Loin d'être un père modèle, j'ai tout simplement eu, à trente-cinq ans, la révélation de ce qu'est le devoir."
Cette paternité fera-t-elle l'objet d'un prochain livre ? Il hausse les épaules. S'il a tenu à revenir sur son parcours dans cette dernière rencontre, Tom Dawson n'a pas pour autant envie de parler du futur. Il est sûr qu'il va écrire, mais ses retrouvailles avec la littérature sont trop récentes et trop intimes pour qu'il cherche à les mettre en mots. S'il publie
La chute, son dernier roman, "
c'est davantage pour tirer un trait sur des fantômes que pour renouer avec [s]a vie d'écrivain" : "
Cette fois ci, le livre procède d'une thérapie plus qu'autre chose, et je ne suis pas sûr que ce soit le rôle de l'écriture..."

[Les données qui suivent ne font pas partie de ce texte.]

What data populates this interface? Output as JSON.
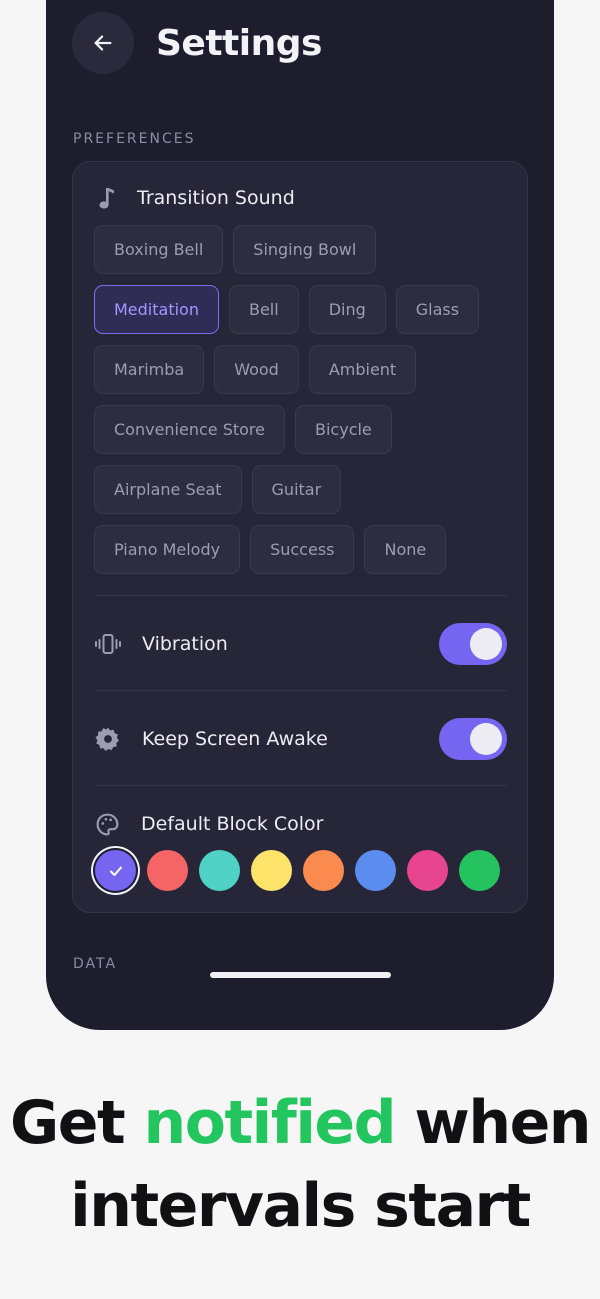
{
  "header": {
    "title": "Settings"
  },
  "sections": {
    "preferences": "PREFERENCES",
    "data": "DATA"
  },
  "transition_sound": {
    "label": "Transition Sound",
    "selected": "Meditation",
    "rows": [
      [
        "Boxing Bell",
        "Singing Bowl"
      ],
      [
        "Meditation",
        "Bell",
        "Ding",
        "Glass"
      ],
      [
        "Marimba",
        "Wood",
        "Ambient"
      ],
      [
        "Convenience Store",
        "Bicycle"
      ],
      [
        "Airplane Seat",
        "Guitar"
      ],
      [
        "Piano Melody",
        "Success",
        "None"
      ]
    ]
  },
  "vibration": {
    "label": "Vibration",
    "enabled": true
  },
  "keep_awake": {
    "label": "Keep Screen Awake",
    "enabled": true
  },
  "block_color": {
    "label": "Default Block Color",
    "selected_index": 0,
    "colors": [
      "#7565f0",
      "#f56565",
      "#4fd1c5",
      "#fde36a",
      "#fb8a4f",
      "#5b8def",
      "#e8458f",
      "#25c35f"
    ]
  },
  "tagline": {
    "line1_start": "Get ",
    "line1_accent": "notified",
    "line1_end": " when",
    "line2": "intervals start",
    "accent_color": "#22c55e"
  },
  "icons": {
    "back": "arrow-left-icon",
    "music": "music-note-icon",
    "vibration": "vibration-icon",
    "screen": "gear-icon",
    "palette": "palette-icon",
    "check": "check-icon"
  }
}
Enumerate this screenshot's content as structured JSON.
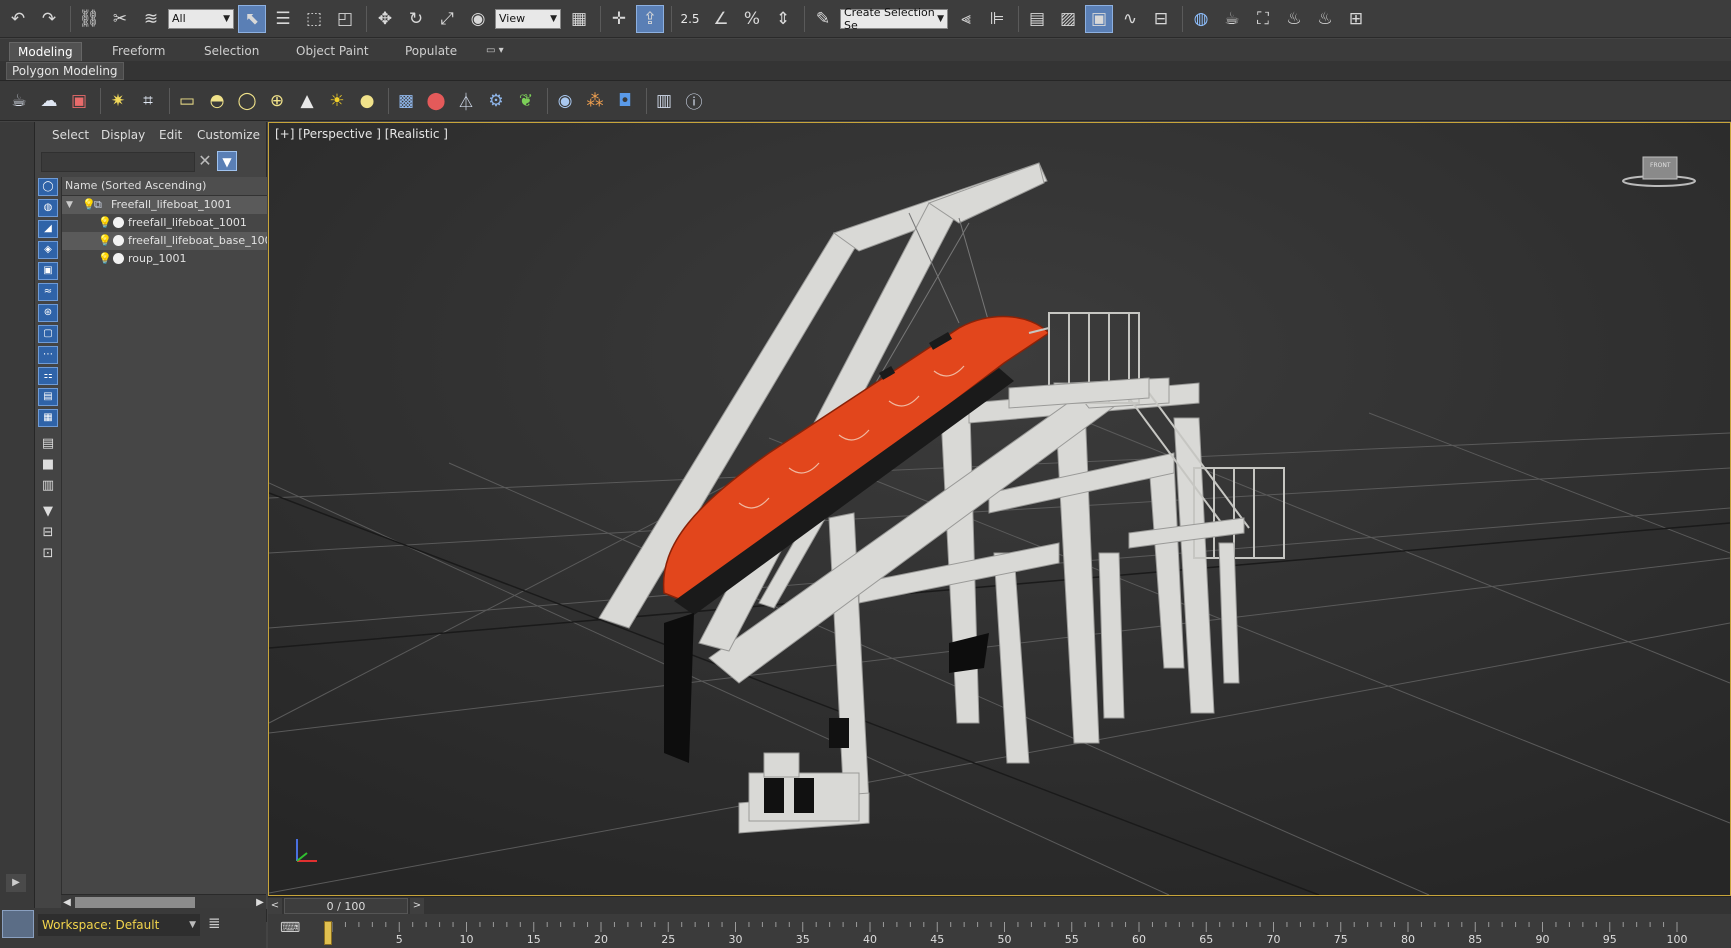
{
  "main_toolbar": {
    "selection_filter": "All",
    "reference_coord": "View",
    "snap_label": "2.5",
    "named_selection_placeholder": "Create Selection Se"
  },
  "ribbon": {
    "tabs": [
      "Modeling",
      "Freeform",
      "Selection",
      "Object Paint",
      "Populate"
    ],
    "active_panel": "Polygon Modeling"
  },
  "explorer": {
    "menu": [
      "Select",
      "Display",
      "Edit",
      "Customize"
    ],
    "column_header": "Name (Sorted Ascending)",
    "root": "Freefall_lifeboat_1001",
    "children": [
      "freefall_lifeboat_1001",
      "freefall_lifeboat_base_100",
      "roup_1001"
    ],
    "workspace": "Workspace: Default"
  },
  "viewport": {
    "label": "[+] [Perspective ] [Realistic ]",
    "viewcube_face": "FRONT"
  },
  "timeline": {
    "frame_display": "0 / 100",
    "ticks": [
      "5",
      "10",
      "15",
      "20",
      "25",
      "30",
      "35",
      "40",
      "45",
      "50",
      "55",
      "60",
      "65",
      "70",
      "75",
      "80",
      "85",
      "90",
      "95",
      "100"
    ]
  },
  "colors": {
    "lifeboat": "#e2461c",
    "structure": "#d9d9d6",
    "viewport_bg": "#2a2a2a",
    "active_border": "#c8a53a",
    "workspace_text": "#f3d54c"
  }
}
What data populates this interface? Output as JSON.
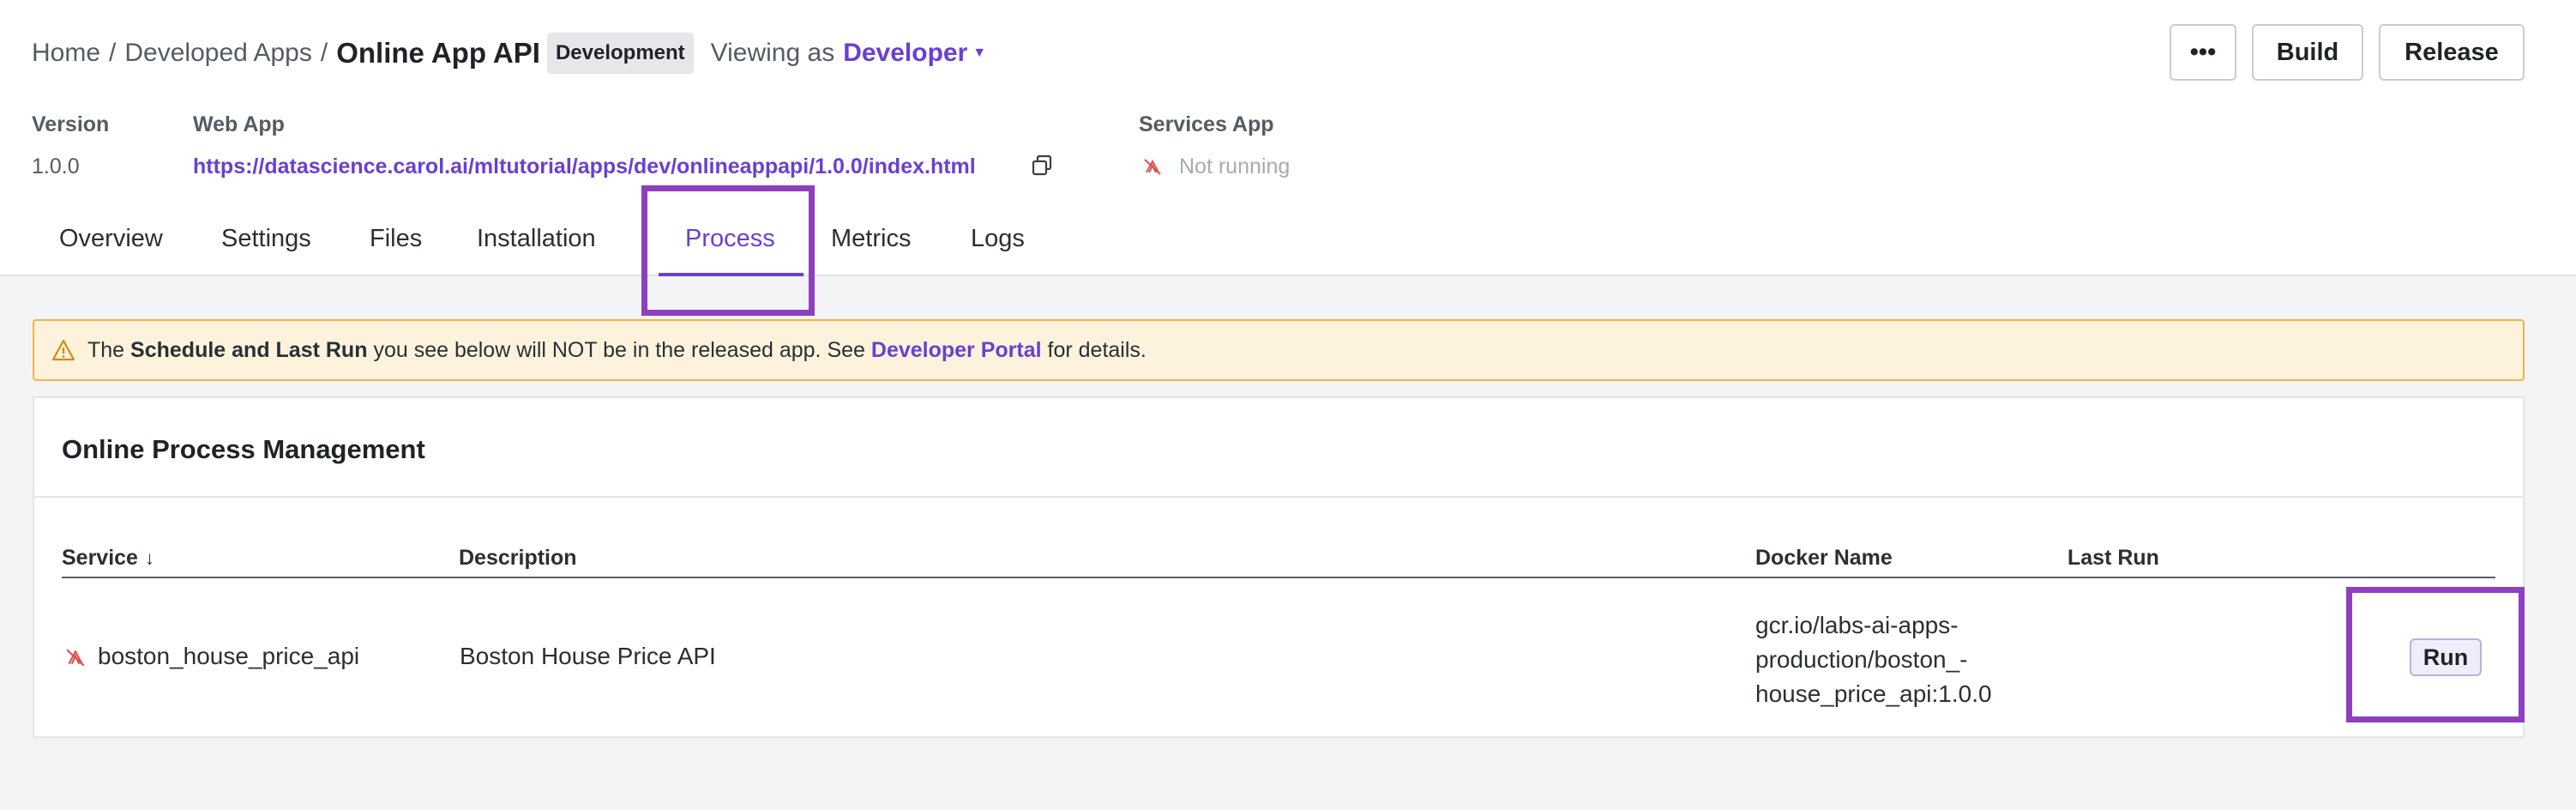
{
  "breadcrumb": {
    "home": "Home",
    "separator": "/",
    "apps": "Developed Apps",
    "current": "Online App API",
    "badge": "Development",
    "viewing_label": "Viewing as",
    "role": "Developer"
  },
  "actions": {
    "more": "•••",
    "build": "Build",
    "release": "Release"
  },
  "meta": {
    "version_label": "Version",
    "version_value": "1.0.0",
    "webapp_label": "Web App",
    "webapp_url": "https://datascience.carol.ai/mltutorial/apps/dev/onlineappapi/1.0.0/index.html",
    "services_label": "Services App",
    "services_status": "Not running"
  },
  "tabs": [
    "Overview",
    "Settings",
    "Files",
    "Installation",
    "Process",
    "Metrics",
    "Logs"
  ],
  "active_tab": "Process",
  "warning": {
    "prefix": "The",
    "bold": "Schedule and Last Run",
    "middle": "you see below will NOT be in the released app. See",
    "link": "Developer Portal",
    "suffix": "for details."
  },
  "process": {
    "title": "Online Process Management",
    "columns": {
      "service": "Service",
      "sort_icon": "↓",
      "description": "Description",
      "docker": "Docker Name",
      "last_run": "Last Run"
    },
    "rows": [
      {
        "service": "boston_house_price_api",
        "description": "Boston House Price API",
        "docker": "gcr.io/labs-ai-apps-production/boston_-house_price_api:1.0.0",
        "last_run": "",
        "action": "Run"
      }
    ]
  },
  "colors": {
    "accent": "#6b3fd1",
    "highlight": "#8e3fc0",
    "warning_bg": "#fdf3dd",
    "warning_border": "#f2b24a",
    "stopped": "#d9534f"
  },
  "icons": [
    "copy-icon",
    "service-stopped-icon",
    "warning-icon",
    "caret-down-icon",
    "sort-down-icon"
  ]
}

confesse-t-il, les paupières plissées. Mais ne veut pas aller plus loin dans l'exercice critique : que ceux qui l'ont taxé d'auteur de chefs-d'œuvre continuent à parler de son oeuvre et non de sa vie. Le voilà juste revenu pour mieux repartir. Mais désormais ce sera loin, loin de la scène publique.